At the bequest of an old friend of mine, I fished out my really old Synthetic Division program. I was intending to fix it up and ship it off, but when I saw the code, I realized how much of a mess it was. So I started over. This program started off as a Polynomial Division Utility, but it evolved into a suite for doing all four standard operations with polynomials. The algorithms are brand new, and optimized with help from an old high school friend.

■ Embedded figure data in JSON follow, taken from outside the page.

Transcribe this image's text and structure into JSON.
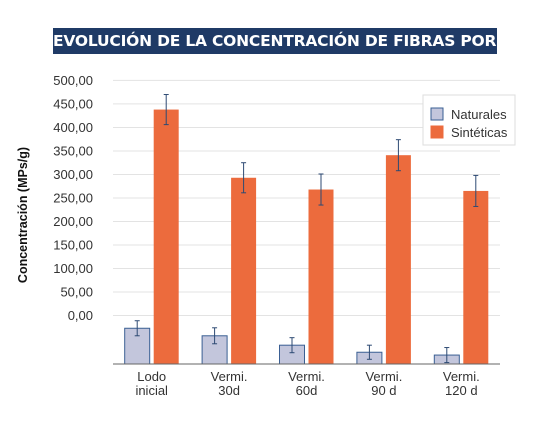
{
  "chart_data": {
    "type": "bar",
    "title": "EVOLUCIÓN DE LA CONCENTRACIÓN DE FIBRAS POR SU NATURALEZA",
    "xlabel": "",
    "ylabel": "Concentración (MPs/g)",
    "y_tick_labels": [
      "0,00",
      "50,00",
      "100,00",
      "150,00",
      "200,00",
      "250,00",
      "300,00",
      "350,00",
      "400,00",
      "450,00",
      "500,00"
    ],
    "categories": [
      [
        "Lodo",
        "inicial"
      ],
      [
        "Vermi.",
        "30d"
      ],
      [
        "Vermi.",
        "60d"
      ],
      [
        "Vermi.",
        "90 d"
      ],
      [
        "Vermi.",
        "120 d"
      ]
    ],
    "series": [
      {
        "name": "Naturales",
        "color": "#c3c6dc",
        "stroke": "#3a5f93",
        "values": [
          -27,
          -43,
          -63,
          -78,
          -84
        ],
        "errors": [
          16,
          17,
          16,
          15,
          16
        ]
      },
      {
        "name": "Sintéticas",
        "color": "#ec6b3d",
        "stroke": "#ec6b3d",
        "values": [
          438,
          293,
          268,
          341,
          265
        ],
        "errors": [
          32,
          32,
          33,
          33,
          33
        ]
      }
    ],
    "ylim": [
      -103,
      503
    ],
    "grid": true,
    "legend_position": "top-right"
  }
}
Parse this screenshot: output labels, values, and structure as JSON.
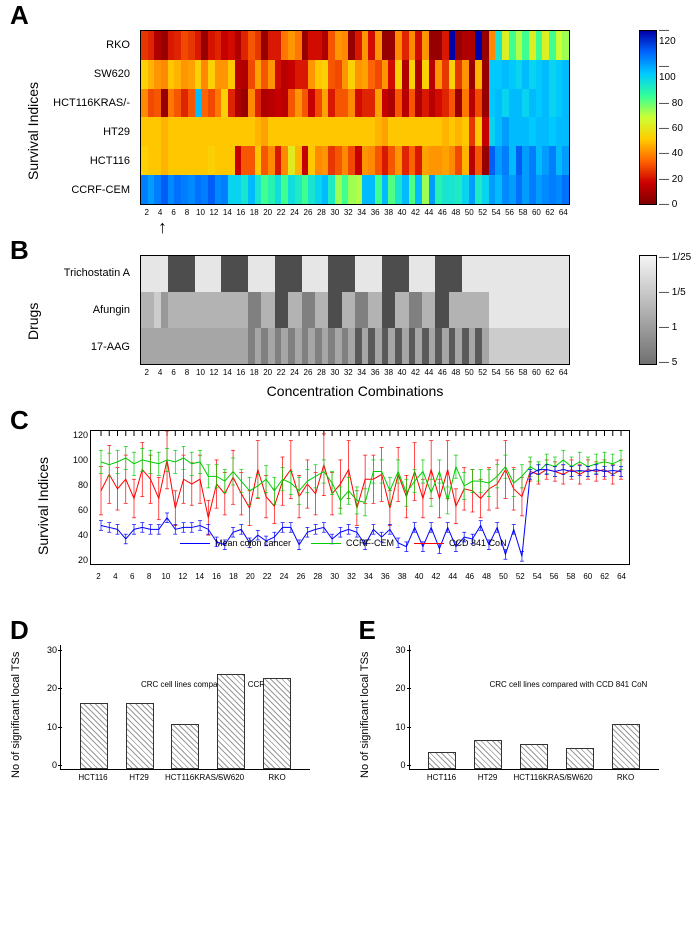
{
  "panelA": {
    "letter": "A",
    "y_label": "Survival Indices",
    "rows": [
      "RKO",
      "SW620",
      "HCT116KRAS/-",
      "HT29",
      "HCT116",
      "CCRF-CEM"
    ],
    "x_ticks": [
      2,
      4,
      6,
      8,
      10,
      12,
      14,
      16,
      18,
      20,
      22,
      24,
      26,
      28,
      30,
      32,
      34,
      36,
      38,
      40,
      42,
      44,
      46,
      48,
      50,
      52,
      54,
      56,
      58,
      60,
      62,
      64
    ],
    "colorbar_ticks": [
      120,
      100,
      80,
      60,
      40,
      20,
      0
    ],
    "colorbar_gradient": [
      "#0000aa",
      "#0066ff",
      "#00ccff",
      "#33ff99",
      "#ccff33",
      "#ffcc00",
      "#ff6600",
      "#cc0000",
      "#800000"
    ],
    "arrow_at": 4,
    "data": [
      [
        25,
        22,
        10,
        5,
        20,
        22,
        28,
        25,
        20,
        5,
        19,
        22,
        15,
        18,
        10,
        22,
        30,
        25,
        5,
        20,
        20,
        35,
        40,
        35,
        5,
        18,
        18,
        10,
        30,
        40,
        38,
        5,
        20,
        40,
        18,
        40,
        5,
        5,
        38,
        22,
        38,
        18,
        40,
        5,
        5,
        20,
        150,
        5,
        10,
        10,
        150,
        5,
        38,
        90,
        60,
        80,
        68,
        80,
        60,
        80,
        60,
        80,
        65,
        70
      ],
      [
        50,
        45,
        40,
        38,
        48,
        45,
        40,
        42,
        50,
        38,
        50,
        40,
        40,
        48,
        12,
        10,
        28,
        42,
        30,
        40,
        18,
        12,
        15,
        20,
        20,
        40,
        48,
        50,
        30,
        28,
        40,
        50,
        40,
        42,
        32,
        28,
        40,
        18,
        50,
        10,
        50,
        10,
        50,
        12,
        40,
        25,
        50,
        25,
        40,
        5,
        45,
        5,
        98,
        98,
        100,
        98,
        95,
        100,
        95,
        98,
        100,
        95,
        98,
        100
      ],
      [
        38,
        28,
        30,
        5,
        35,
        30,
        22,
        30,
        100,
        32,
        28,
        35,
        50,
        22,
        10,
        5,
        38,
        22,
        10,
        12,
        15,
        12,
        30,
        40,
        30,
        15,
        28,
        42,
        20,
        30,
        30,
        38,
        18,
        22,
        22,
        42,
        15,
        10,
        30,
        12,
        30,
        10,
        20,
        12,
        18,
        22,
        30,
        5,
        35,
        12,
        28,
        5,
        98,
        100,
        95,
        100,
        100,
        95,
        100,
        98,
        100,
        95,
        98,
        100
      ],
      [
        48,
        48,
        48,
        45,
        48,
        48,
        48,
        48,
        48,
        48,
        48,
        48,
        48,
        48,
        48,
        48,
        48,
        45,
        42,
        48,
        48,
        48,
        48,
        48,
        48,
        48,
        48,
        48,
        48,
        48,
        48,
        48,
        48,
        48,
        48,
        45,
        42,
        48,
        48,
        48,
        48,
        48,
        48,
        48,
        48,
        45,
        48,
        45,
        48,
        25,
        48,
        15,
        95,
        100,
        105,
        100,
        100,
        100,
        98,
        100,
        100,
        98,
        100,
        100
      ],
      [
        50,
        48,
        48,
        45,
        48,
        48,
        48,
        48,
        48,
        48,
        50,
        48,
        48,
        48,
        15,
        30,
        30,
        48,
        30,
        38,
        20,
        38,
        58,
        45,
        15,
        48,
        38,
        40,
        25,
        30,
        38,
        28,
        15,
        40,
        38,
        30,
        20,
        30,
        40,
        22,
        32,
        20,
        42,
        40,
        40,
        42,
        38,
        28,
        45,
        12,
        30,
        5,
        115,
        105,
        110,
        100,
        115,
        105,
        110,
        100,
        105,
        110,
        100,
        105
      ],
      [
        110,
        105,
        110,
        115,
        108,
        112,
        110,
        108,
        112,
        110,
        115,
        108,
        110,
        95,
        95,
        90,
        100,
        90,
        80,
        85,
        92,
        80,
        92,
        88,
        80,
        90,
        95,
        100,
        88,
        70,
        80,
        70,
        68,
        100,
        100,
        80,
        100,
        78,
        90,
        100,
        78,
        100,
        70,
        105,
        85,
        90,
        90,
        88,
        95,
        105,
        88,
        95,
        105,
        100,
        108,
        105,
        112,
        105,
        110,
        105,
        108,
        110,
        108,
        112
      ]
    ]
  },
  "panelB": {
    "letter": "B",
    "y_label": "Drugs",
    "x_label": "Concentration Combinations",
    "rows": [
      "Trichostatin A",
      "Afungin",
      "17-AAG"
    ],
    "x_ticks": [
      2,
      4,
      6,
      8,
      10,
      12,
      14,
      16,
      18,
      20,
      22,
      24,
      26,
      28,
      30,
      32,
      34,
      36,
      38,
      40,
      42,
      44,
      46,
      48,
      50,
      52,
      54,
      56,
      58,
      60,
      62,
      64
    ],
    "colorbar_ticks": [
      "1/25",
      "1/5",
      "1",
      "5"
    ],
    "data": [
      [
        0.9,
        0.9,
        0.9,
        0.9,
        0.3,
        0.3,
        0.3,
        0.3,
        0.9,
        0.9,
        0.9,
        0.9,
        0.3,
        0.3,
        0.3,
        0.3,
        0.9,
        0.9,
        0.9,
        0.9,
        0.3,
        0.3,
        0.3,
        0.3,
        0.9,
        0.9,
        0.9,
        0.9,
        0.3,
        0.3,
        0.3,
        0.3,
        0.9,
        0.9,
        0.9,
        0.9,
        0.3,
        0.3,
        0.3,
        0.3,
        0.9,
        0.9,
        0.9,
        0.9,
        0.3,
        0.3,
        0.3,
        0.3,
        0.9,
        0.9,
        0.9,
        0.9,
        0.9,
        0.9,
        0.9,
        0.9,
        0.9,
        0.9,
        0.9,
        0.9,
        0.9,
        0.9,
        0.9,
        0.9
      ],
      [
        0.7,
        0.7,
        0.8,
        0.6,
        0.7,
        0.7,
        0.7,
        0.7,
        0.7,
        0.7,
        0.7,
        0.7,
        0.7,
        0.7,
        0.7,
        0.7,
        0.5,
        0.5,
        0.7,
        0.7,
        0.3,
        0.3,
        0.7,
        0.7,
        0.5,
        0.5,
        0.7,
        0.7,
        0.3,
        0.3,
        0.7,
        0.7,
        0.5,
        0.5,
        0.7,
        0.7,
        0.3,
        0.3,
        0.7,
        0.7,
        0.5,
        0.5,
        0.7,
        0.7,
        0.3,
        0.3,
        0.7,
        0.7,
        0.7,
        0.7,
        0.7,
        0.7,
        0.9,
        0.9,
        0.9,
        0.9,
        0.9,
        0.9,
        0.9,
        0.9,
        0.9,
        0.9,
        0.9,
        0.9
      ],
      [
        0.65,
        0.65,
        0.65,
        0.65,
        0.65,
        0.65,
        0.65,
        0.65,
        0.65,
        0.65,
        0.65,
        0.65,
        0.65,
        0.65,
        0.65,
        0.65,
        0.5,
        0.65,
        0.5,
        0.65,
        0.5,
        0.65,
        0.5,
        0.65,
        0.5,
        0.65,
        0.5,
        0.65,
        0.5,
        0.65,
        0.5,
        0.65,
        0.35,
        0.65,
        0.35,
        0.65,
        0.35,
        0.65,
        0.35,
        0.65,
        0.35,
        0.65,
        0.35,
        0.65,
        0.35,
        0.65,
        0.35,
        0.65,
        0.35,
        0.65,
        0.35,
        0.65,
        0.8,
        0.8,
        0.8,
        0.8,
        0.8,
        0.8,
        0.8,
        0.8,
        0.8,
        0.8,
        0.8,
        0.8
      ]
    ]
  },
  "panelC": {
    "letter": "C",
    "y_label": "Survival Indices",
    "y_ticks": [
      20,
      40,
      60,
      80,
      100,
      120
    ],
    "y_range": [
      0,
      140
    ],
    "x_ticks": [
      2,
      4,
      6,
      8,
      10,
      12,
      14,
      16,
      18,
      20,
      22,
      24,
      26,
      28,
      30,
      32,
      34,
      36,
      38,
      40,
      42,
      44,
      46,
      48,
      50,
      52,
      54,
      56,
      58,
      60,
      62,
      64
    ],
    "legends": [
      {
        "label": "Mean colon cancer",
        "color": "#0000ff"
      },
      {
        "label": "CCRF-CEM",
        "color": "#00cc00"
      },
      {
        "label": "CCD 841 CoN",
        "color": "#ff0000"
      }
    ],
    "series": {
      "blue": [
        42,
        40,
        38,
        28,
        38,
        40,
        38,
        38,
        50,
        38,
        40,
        40,
        42,
        38,
        25,
        22,
        35,
        38,
        24,
        32,
        26,
        30,
        40,
        40,
        22,
        35,
        38,
        40,
        28,
        35,
        38,
        35,
        22,
        38,
        30,
        38,
        24,
        20,
        40,
        20,
        40,
        18,
        40,
        20,
        30,
        28,
        42,
        22,
        40,
        12,
        38,
        10,
        95,
        100,
        100,
        98,
        100,
        98,
        99,
        98,
        100,
        98,
        99,
        98
      ],
      "green": [
        108,
        105,
        108,
        112,
        106,
        110,
        108,
        106,
        110,
        108,
        112,
        106,
        108,
        93,
        93,
        88,
        98,
        88,
        78,
        83,
        90,
        78,
        90,
        86,
        78,
        88,
        93,
        98,
        86,
        68,
        78,
        68,
        66,
        98,
        98,
        78,
        98,
        76,
        88,
        98,
        76,
        98,
        68,
        103,
        83,
        88,
        88,
        86,
        93,
        103,
        86,
        93,
        103,
        98,
        106,
        103,
        110,
        103,
        108,
        103,
        106,
        108,
        106,
        110
      ],
      "red": [
        78,
        95,
        80,
        90,
        70,
        100,
        90,
        70,
        110,
        60,
        90,
        85,
        90,
        50,
        85,
        75,
        92,
        75,
        60,
        100,
        72,
        62,
        88,
        100,
        72,
        85,
        75,
        105,
        75,
        85,
        100,
        60,
        90,
        90,
        95,
        60,
        95,
        72,
        98,
        70,
        100,
        70,
        100,
        62,
        80,
        78,
        70,
        80,
        85,
        100,
        80,
        72,
        98,
        95,
        100,
        98,
        95,
        100,
        95,
        100,
        98,
        100,
        95,
        100
      ],
      "red_err": [
        25,
        30,
        22,
        25,
        20,
        28,
        25,
        22,
        30,
        18,
        25,
        22,
        25,
        18,
        25,
        22,
        28,
        22,
        18,
        30,
        22,
        18,
        25,
        30,
        22,
        25,
        22,
        32,
        22,
        25,
        30,
        18,
        25,
        25,
        28,
        18,
        28,
        22,
        30,
        20,
        30,
        20,
        30,
        18,
        22,
        22,
        20,
        22,
        25,
        30,
        22,
        20,
        10,
        10,
        10,
        10,
        10,
        10,
        10,
        10,
        10,
        10,
        10,
        10
      ],
      "green_err": [
        12,
        12,
        12,
        12,
        12,
        12,
        12,
        12,
        12,
        12,
        12,
        12,
        12,
        12,
        12,
        12,
        14,
        12,
        14,
        12,
        14,
        14,
        12,
        12,
        14,
        12,
        12,
        12,
        12,
        14,
        14,
        14,
        14,
        12,
        12,
        14,
        12,
        14,
        12,
        12,
        14,
        12,
        14,
        12,
        14,
        12,
        12,
        14,
        12,
        12,
        14,
        12,
        10,
        10,
        10,
        10,
        10,
        10,
        10,
        10,
        10,
        10,
        10,
        10
      ],
      "blue_err": [
        5,
        5,
        5,
        5,
        5,
        5,
        5,
        5,
        5,
        5,
        5,
        5,
        5,
        5,
        5,
        5,
        5,
        5,
        5,
        5,
        5,
        5,
        5,
        5,
        5,
        5,
        5,
        5,
        5,
        5,
        5,
        5,
        5,
        5,
        5,
        5,
        5,
        5,
        5,
        5,
        5,
        5,
        5,
        5,
        5,
        5,
        5,
        5,
        5,
        5,
        5,
        5,
        5,
        5,
        5,
        5,
        5,
        5,
        5,
        5,
        5,
        5,
        5,
        5
      ]
    }
  },
  "panelD": {
    "letter": "D",
    "y_label": "No of significant local TSs",
    "title": "CRC cell lines compared with CCRF-CEM",
    "y_ticks": [
      0,
      10,
      20,
      30
    ],
    "y_max": 30,
    "categories": [
      "HCT116",
      "HT29",
      "HCT116KRAS/-",
      "SW620",
      "RKO"
    ],
    "values": [
      16,
      16,
      11,
      23,
      22
    ]
  },
  "panelE": {
    "letter": "E",
    "y_label": "No of significant local TSs",
    "title": "CRC cell lines compared with CCD 841 CoN",
    "y_ticks": [
      0,
      10,
      20,
      30
    ],
    "y_max": 30,
    "categories": [
      "HCT116",
      "HT29",
      "HCT116KRAS/-",
      "SW620",
      "RKO"
    ],
    "values": [
      4,
      7,
      6,
      5,
      11
    ]
  }
}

This program can theoretically handle polynomials of infinite size, but, of course, bounded by your memory. See the speed test information at the bottom. It can also handle fractional coefficients. The input occurs in descending exponent order
, where the calculator will first prompt you for the number of terms in the polynomial, so for x^3+x-1, you say '4' (without the single quotes
). You will then be prompted for the coefficients. You would input 1 for exponent 3, 0 for exponent 2, 1 for exponent 1, and -1 for exponent 0. Repeat this procedure for the second operand. Alternatively, for either operand
, you may enter a value of '-1', '-2', or '-3'
(without the single quotes
). '-1' loads the last Operand 1 you used, '-2' loads the last Operand 2, and '-3' loads the last result. You may supply either of these three arguments at either operand prompt without issue.Speed Test
DISCLAIMER: This speed test was conducted on my own hardware, a TI-84+ SE, running OS 2.43. While you may experience results close to this, no two pieces of hardware are exactly alike.
a 19-term times a 19-term: done in 3.35 seconds.
a 37-term times a 37-term: done in 7.52 seconds.
a 73-term times a 73-term: done in 16.94 seconds.
a 73-term divided by a 37-term: done in 7.39 seconds.
a 37-term divided by a 19 term: done in 3.21 seconds.
a 19-term divided by a 9-term: done in 1.88 seconds.